Durable keratin-based bilayered electrospun mats for wound closure.

A bilayered nanofibrous scaffold with rapid wound healing properties is found to be suitable for tissue regeneration applications. The objective of this study is to reveal the fabrication of a poly(3-hydroxybutyric acid) (P)-gelatin (G) nanofibrous mat through electrospinning, with a horn keratin-chitosan-based biosheet (KC) as a bilayered nanofibrous scaffold. The mupirocin (D)-loaded horn KC biosheet (KCD) acts as the primary layer over which PG nanofibers were electrospun to act as the secondary layer. It is shown that this engineered bilayered nanofibrous scaffold material (KC-PG) should fulfill the functions of the extracellular matrix (ECM) by elucidating its function in vitro and in vivo. The bilayered nanofibrous scaffold was designed to exhibit improved physiochemical, biological and mechanical properties, with better swelling and porosity for enhanced oxygen permeability, and it also exhibits an acceptable antibacterial property to prevent infection at the wound site. The bilayered nanofibrous scaffold assists in better biocompatibility towards fibroblast and keratinocyte cell lines. The morphology of the nanofibrous scaffold aids increased cell adhesion and proliferation with cell material interactions. This was elucidated with the help of in vitro fluorescence staining against both cell lines. The bilayered KCD-PG nanofibrous scaffold material gives accelerated wound healing efficiency during in vivo wound healing. The results showed the regulation of growth factors with enhanced collagen synthesis, thereby helping in faster wound healing.

Synthesis of highly interconnected 3D scaffold from Arothron stellatus skin collagen for tissue engineering application.

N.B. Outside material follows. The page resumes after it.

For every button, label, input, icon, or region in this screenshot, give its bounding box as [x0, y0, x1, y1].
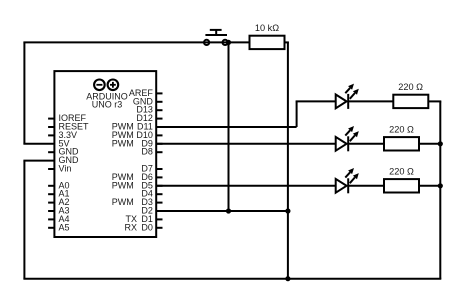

The substrate which is avidly used for tissue engineering applications should have good mechanical and biocompatible properties, and all these parameters are often considered as essential for dermal reformation. Highly interconnected three dimensional (3D) wound dressing material with enhanced structural integrity was synthesized from Arothron stellatus fish skin (AsFS) collagen for tissue engineering applications. The synthesized 3D collagen sponge (COL-SPG) was further characterized by different physicochemical methods. The scanning electron microscopy analysis of the material demonstrated that well interconnected pores with homogeneous microstructure on the surface aids higher swelling index and that the material also possessed good mechanical properties with a Young's modulus of 0.89±0.2 MPa. Biocompatibility of the 3D COL-SPG showed 92% growth for both NIH 3T3 fibroblasts and keratinocytes. Overall, the study revealed that synthesized 3D COL-SPG from fish skin will act as a promising wound dressing in skin tissue engineering.